Direkt zum Inhalt

Gewichtige Erwartung, paradoxe Erfahrung

DruckversionEinem Freund senden
Was wir über die Welt schon wissen oder zu wissen glauben, beeinflusst nicht nur unser Denken, sondern bereits unser Erleben. „Magische Klötzchen“ im turmdersinne erzeugen eine groteske Wahrnehmungserfahrung.
Samstag, 1. März 2014

Man mag ja glauben, was man will. Aber was man am eigenen Leib erlebt hat, ist doch wohl über jeden Zweifel erhaben! Ist es? Mitnichten. Wir erleben unsere Wahrnehmung zwar so, als ob sie identisch sei mit der Welt, die uns umgibt. Aber wie Kenner dieser Rubrik längst wissen, ist das Wahrnehmungsergebnis kein detailgetreues Abbild, sondern allenfalls ein „Nachbau“ der Außenwelt anhand der Informationen, die unsere Sinnesorgane liefern. Eine Rekonstruktion, geschickt gemacht, aber eben nicht unfehlbar. Nie können wir sicher sein, dass unsere Erfahrungen mit der Außenwelt in allen Punkten übereinstimmen – so überzeugend das Erlebte auch ist oder war.

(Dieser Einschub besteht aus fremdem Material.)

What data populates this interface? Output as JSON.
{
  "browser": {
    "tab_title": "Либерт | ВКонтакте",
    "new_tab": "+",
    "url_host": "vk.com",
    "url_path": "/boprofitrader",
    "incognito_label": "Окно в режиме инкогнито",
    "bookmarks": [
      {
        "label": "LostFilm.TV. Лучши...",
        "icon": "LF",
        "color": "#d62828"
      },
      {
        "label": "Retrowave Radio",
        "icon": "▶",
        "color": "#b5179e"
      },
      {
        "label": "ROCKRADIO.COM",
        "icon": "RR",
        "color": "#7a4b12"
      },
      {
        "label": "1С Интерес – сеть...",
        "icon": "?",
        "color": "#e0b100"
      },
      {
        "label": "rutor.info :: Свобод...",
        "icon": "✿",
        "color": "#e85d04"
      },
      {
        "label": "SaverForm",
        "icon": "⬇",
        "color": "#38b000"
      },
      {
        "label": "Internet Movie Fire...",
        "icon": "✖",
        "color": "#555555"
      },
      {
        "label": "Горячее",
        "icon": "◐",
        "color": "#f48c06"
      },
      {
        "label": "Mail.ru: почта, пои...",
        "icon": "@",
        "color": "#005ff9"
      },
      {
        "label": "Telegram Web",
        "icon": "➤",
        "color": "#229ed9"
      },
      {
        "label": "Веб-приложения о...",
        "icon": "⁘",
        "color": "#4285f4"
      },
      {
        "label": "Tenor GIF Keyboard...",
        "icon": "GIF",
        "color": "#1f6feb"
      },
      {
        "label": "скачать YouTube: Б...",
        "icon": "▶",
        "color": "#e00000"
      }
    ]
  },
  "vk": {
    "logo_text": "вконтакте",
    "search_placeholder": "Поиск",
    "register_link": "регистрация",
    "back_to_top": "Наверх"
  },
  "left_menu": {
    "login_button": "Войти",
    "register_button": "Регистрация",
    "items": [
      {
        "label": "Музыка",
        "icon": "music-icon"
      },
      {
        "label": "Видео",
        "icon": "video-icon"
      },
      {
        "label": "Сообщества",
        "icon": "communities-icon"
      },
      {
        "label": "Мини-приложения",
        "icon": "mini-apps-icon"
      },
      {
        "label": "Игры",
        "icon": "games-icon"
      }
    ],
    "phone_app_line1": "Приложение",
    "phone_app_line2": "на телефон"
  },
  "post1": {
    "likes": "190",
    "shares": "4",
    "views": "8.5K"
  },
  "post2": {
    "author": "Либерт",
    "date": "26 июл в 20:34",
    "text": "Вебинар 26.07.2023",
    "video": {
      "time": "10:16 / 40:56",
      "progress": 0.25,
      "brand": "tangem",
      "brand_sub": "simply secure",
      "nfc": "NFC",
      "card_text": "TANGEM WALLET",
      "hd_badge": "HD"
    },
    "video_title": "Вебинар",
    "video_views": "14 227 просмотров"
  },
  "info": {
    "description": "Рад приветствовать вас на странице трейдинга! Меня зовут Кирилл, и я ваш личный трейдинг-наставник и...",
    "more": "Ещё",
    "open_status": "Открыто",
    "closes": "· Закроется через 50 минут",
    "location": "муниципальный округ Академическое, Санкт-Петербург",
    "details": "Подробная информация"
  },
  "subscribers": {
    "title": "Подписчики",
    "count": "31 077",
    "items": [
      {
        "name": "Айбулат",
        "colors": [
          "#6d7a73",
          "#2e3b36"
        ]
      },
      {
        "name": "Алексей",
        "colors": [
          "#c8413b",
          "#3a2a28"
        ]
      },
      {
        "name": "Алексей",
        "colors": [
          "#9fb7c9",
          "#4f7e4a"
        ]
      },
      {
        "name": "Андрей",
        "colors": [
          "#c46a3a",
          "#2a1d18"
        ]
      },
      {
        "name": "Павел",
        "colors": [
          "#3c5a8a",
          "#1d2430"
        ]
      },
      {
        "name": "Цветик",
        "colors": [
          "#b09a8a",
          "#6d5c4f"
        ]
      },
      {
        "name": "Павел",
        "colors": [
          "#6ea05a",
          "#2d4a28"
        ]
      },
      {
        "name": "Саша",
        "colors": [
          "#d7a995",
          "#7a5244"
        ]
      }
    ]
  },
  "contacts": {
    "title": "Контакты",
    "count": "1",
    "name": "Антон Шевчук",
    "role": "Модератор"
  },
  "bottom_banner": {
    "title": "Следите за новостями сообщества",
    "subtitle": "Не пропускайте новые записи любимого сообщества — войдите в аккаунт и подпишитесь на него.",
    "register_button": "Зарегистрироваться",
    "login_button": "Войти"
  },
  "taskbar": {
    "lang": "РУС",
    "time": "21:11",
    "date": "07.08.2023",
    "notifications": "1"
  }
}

Eindrucksvolles Beispiel hierfür ist eine verblüffend einfache, faszinierende Gewichtstäuschung im „Herz“ des Nürnberger Hands-on-Museums turmdersinne: die „magischen Klötzchen“. Ihr Name kommt nicht von ungefähr, denn kaum jemand kann sich dem „Zauber“ der unscheinbaren Holzquader entziehen. Hebt man zunächst die beiden aufeinander liegenden Klötzchen mit einer Hand an und versucht gleich danach dasselbe allein mit dem kleineren, oberen Klötzchen, erlebt man eine Überraschung: Das kleinere scheint schwerer zu sein als beide zusammen. Das ist paradox, denn offensichtlich kann ein Teil nicht schwerer sein als das Ganze.

Bild

Unser Gehirn erwartet aufgrund früherer Erfahrungen, dass ähnlich aussehende Körper sich auch im Gewicht gleichen. Demnach müsste das kleine Klötzchen deutlich leichter sein als das große. In Wirklichkeit aber ist es aus einem anderen, deutlich schwereren Material: Es liefert somit allein fast das gesamte Gewicht beider Klötzchen, während das größere Klötzchen darunter kaum etwas wiegt. Die falsche Erwartung führt somit zu einem widersprüchlichen Wahrnehmungseindruck. Dass wir den kleinen Quader nur an einer schmalen Fläche fassen können und deshalb fester zugreifen müssen, verstärkt noch den Eindruck der Schwere des kleinen Klötzchens.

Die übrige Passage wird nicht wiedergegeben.